Born in Romania in 1895, Harry Gottlieb immigrated with his family to Minneapolis, Minnesota in 1906. At the age of twenty, he began his artistic training at the Minneapolis Institute of Art. Three years later he moved to the artists’ colony at Woodstock, New York. A Guggenheim fellowship awarded in 1931 allowed him to travel to Europe. After his year abroad, Gottlieb returned to Woodstock, but moved short­ly thereafter to New York City to immerse himself in the cosmopolitan atmosphere he felt necessary to the growth of his work.

In New York Gottlieb joined other artists in the economic hardship brought about by the Great Depression. Seeking avenues toward employment, he optimistically joined the Artists Union in 1933, which led to his employment by the Public Works of Art Project, and its successor, the Federal Art Project. During this time, Gottlieb took up the mission of promoting the political aims of the Artists Union, and in 1936 was elected president of that body. As the Federal Art Project came to a close in 1939, Gottlieb struggled to preserve the partnership between government and working American artists. His vision of enduring economic support for artists failed to materialize, however, and by 1942, the art project had been reduced to a minor department within the War Services Division.

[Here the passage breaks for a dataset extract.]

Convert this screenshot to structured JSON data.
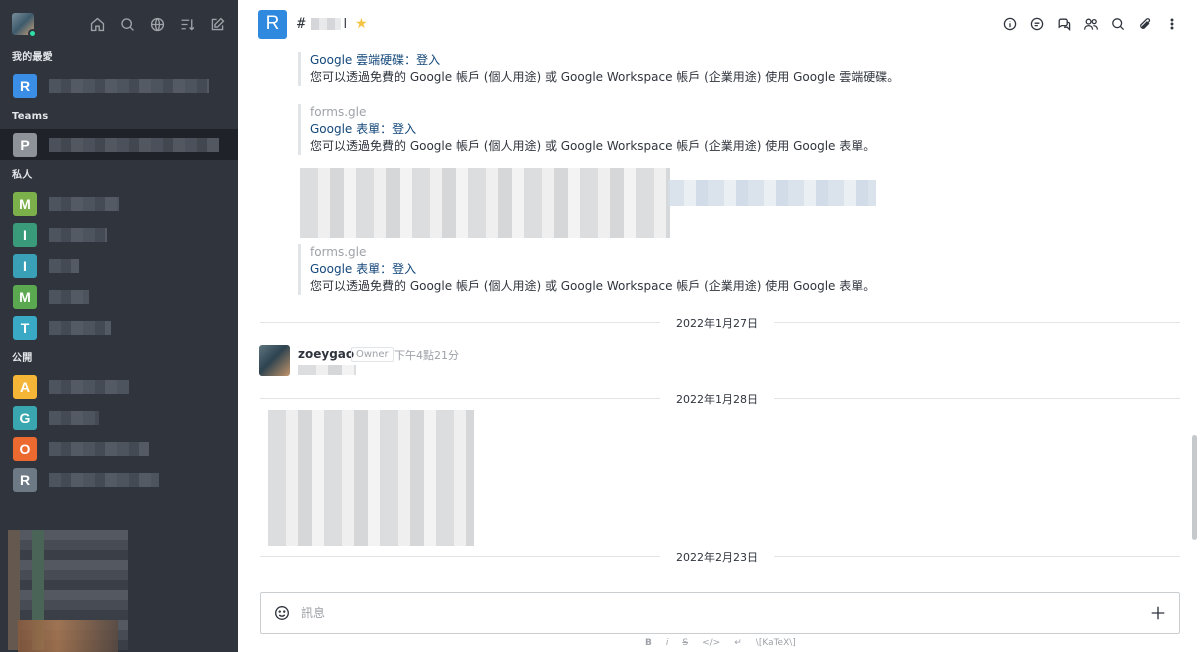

Under the auspices of the Federal Art Project, Gottlieb produced numerous portrayals of the American worker, of which Dixie Cups, is a charac­teristic example. In Dixie Cups, kettles of molten metal clash against frigid air and the resultant steam is borne away by a brisk wind. Steel workers carefully attend to the task at hand as the green flag waves the production line forward. Clearly, it is the force of men that moves the production of steel, and for Gottlieb, the strength of the industry relied upon the strength of the American worker in his acts of everyday heroism.